Теперь мама уже не шептала, говорила спокойно и размеренно, голос ее вился вокруг Олиного плача, обволакивал его мягкой настойчивостью. Всхлипывания стали затихать, уступая терпеливому маминому речитативу, вот еще немного, и они совсем стихли. Последние слова, звук поцелуя…

Аня едва успела притвориться спящей. Так и есть, мама не смогла пройти мимо, присела на краешек кровати. Аня почувствовала ее руку на лице, услышала нежный, ласковый шепот. Что это? Одна за другой упали на лицо крупные теплые капли, упали и скатились, оставив тревожные прохладные дорожки. Слезы? Мама плачет! Сильное, горячее колыхнулось в душе, захотелось обнять, прижаться к маме, вдохнуть с детства знакомый аромат волос. Аня открыла глаза, но мама уже встала, ушла к себе; вот дверь в ее комнату тихонько скрипнула, затворяясь. Будто и не было ничего, лишь только осталась на лице и шее теплая влага.

Вдруг все пережитое навалилось на Аню, и Стефан, и Оля, и мама – все закружилось перед глазами, нахлынуло, она спрятала пылающее лицо в подушку, заплакала, так и не доиграв до конца сцену похорон, не вспомнив песенку про осень…


Аня шла по парку и не узнавала его – всегда шумный, оживленный, сейчас он был абсолютно безлюден, казался совсем незнакомым, чужим.

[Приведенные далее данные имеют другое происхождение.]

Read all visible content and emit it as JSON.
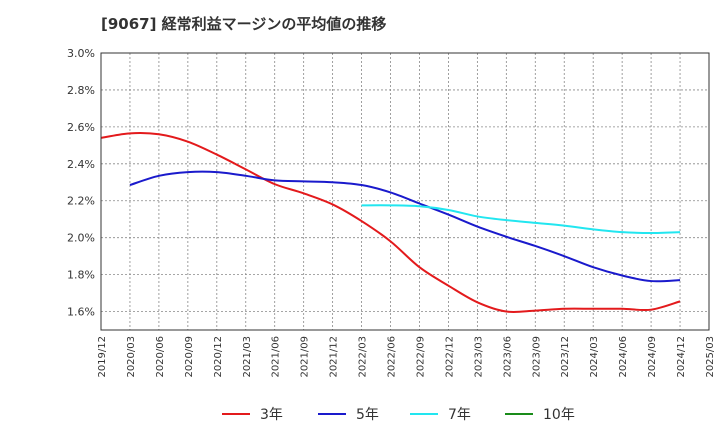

Все вокруг было залито каким-то неестественным зеленоватым светом, и невозможно было понять, что на дворе – день или ночь, и невозможно было вырваться из тяжкой, муторной неизвестности, обесцветившей, обеззвучившей, обездвижившей все вокруг. Ни один лист не шелохнулся на дереве, ни одна птица не взлетела в небо; она шла и шла, не зная, куда и зачем, двигалась в этом царстве безмолвия и покоя, лишенная цели, воли, мыслей и чувств, покорившись его пустой, однообразной неизбежности. Аллеи сменялись аллеями, оставались позади деревья, клумбы, пустые скамейки, мертвые фонари, казалось, все это будет длиться вечно, как вдруг что-то неуловимо изменилось вокруг; она оглянулась и поняла, что вышла на мост.